Emergenza Coronavirus. Caro Olivi, la Provincia non sta affatto a guardare

Benché in Trentino l’epidemia continui purtroppo ad espandersi, mietendo vittime ogni giorno, il Pd locale proprio non riesce a trattenersi dal fare polemica. È il pensiero, certo assai amaro, al quale non ho potuto sottrarmi dopo aver letto, su L’Adige, un intervento a firma del consigliere Alessandro Olivi il quale, in sintesi, afferma che «la Provincia deve fare di più perché non basta monitorare la situazione ed aspettare di conoscere quali saranno gli effetti di una crisi che già c’è».  Sempre il collega Pd, invita il Presidente Fugatti a valorizzare «il contributo di tutti» ponendo fine a quella che viene definita «sindrome da accerchiamento». 

Ora, sorvolando sul richiamo del consigliere del PD alla bandiera europea ammainata (fissarsi sul dito dimenticando la luna di una Ue ectoplasmatica è, si sa, una specialità democratica), mi riesce davvero difficile non scorgere in tali critiche una vena pretestuosa e avvilente, soprattutto dato il momento.

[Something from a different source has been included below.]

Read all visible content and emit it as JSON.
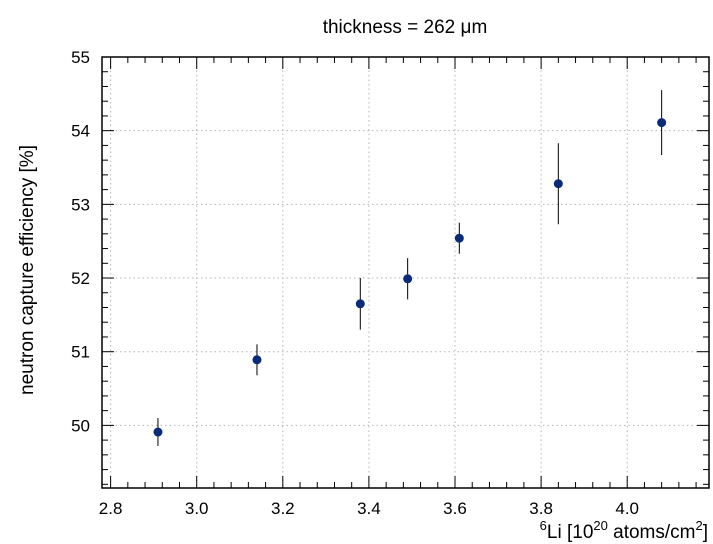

Si potrebbe infatti ricordare al consigliere Olivi che l’Amministrazione provinciale che, a suo dire, si limita «a monitorare la situazione» è la stessa che – a epidemia in corso, in piena emergenza – ha voluto far approvare d’urgenza in Consiglio provinciale una norma, la Legge 2 del 23 marzo, che predispone un pacchetto di misure urgenti di sostegno per le famiglie, i lavoratori e i settori economici connesse emergenza legata al Covid-19.

Allo stesso modo, al collega Pd si potrebbe segnalare che la Giunta che, secondo lui, ora è semplicemente alla finestra, sempre a fine marzo, con una apposita deliberazione, ha dato il via libera al Fondo Ripresa Trentino, pari a 250 milioni di euro in favore di imprese e lavoratori autonomi danneggiati dagli effetti dell’epidemia, con tanto di un protocollo d’intesa che prevede che, dal 1 al 31 dicembre 2020, gli operatori economici che abbiano registrato a seguito dell’emergenza Covid-19 possano presentare domanda per accedere alla misure messe in campo da Provincia autonoma di Trento, Cassa del Trentino S.P.A., Banche, Intermediari finanziari, Fondo Strategico del Trentino Alto Adige e Confidi. 

Questo, secondo il Pd trentino, significa limitarsi «a monitorare la situazione»? A me – e sono certa di non esser la sola ad avere questa impressione – pare proprio di no. Al contrario, constato come, pur nella morsa di una tempesta tragicamente perfetta sia sanitaria sia economica – al cui confronto, purtroppo, la precedente crisi economica era ben poca cosa -, la Giunta Fugatti si stia muovendo al meglio, dimostrando una lungimiranza che non gli è nuova. Penso a quando, firmando una lettera insieme ad altri Governatori leghisti, esortava alla massima prudenza con riferimento all’ingresso a scuola dei minori tornati dalla Cina.
Questo mentre, lo ricordo, il partito di Olivi era allegramente impegnato con la campagna «abbraccia un cinese» e il governo – sempre sostenuto dal Pd – proponeva spot irresponsabili nei quali si affermava che il «contagio non è affatto facile». E ora il Pd trentino, lo stesso che in tanti anni di governo col Patt – e Olivi in prima persona a gestire lo sviluppo economico – non è mai riuscito a colmare, anzi, il divario economico con l’Alto Adige ha pure il coraggio, tramite i suoi esponenti, di spiegare «la Provincia deve fare di più»? 

Intendiamoci, «la Provincia deve fare di più», certo. Ma è altrettanto chiaro come, in vista di nuove misure che arriveranno, l’Amministrazione provinciale stia già facendo il massimo, come mostrano i provvedimenti che ho ricordato poc’anzi, varati in piena emergenza. Detto questo, ricordo – dato che qualcuno pare essere duro di comprendonio –  che il Trentino che sta attraversando una vera e propria guerra, che davvero non ha precedenti. Ragion per cui sarebbe il caso, una volta tanto, che anche i saputelli progressisti deponessero la matita rossa con cui, da giorni, amano pontificare sui presunti errori altrui. Lo impongono le circostanze, il senso delle istituzioni e la decenza, questa sconosciuta.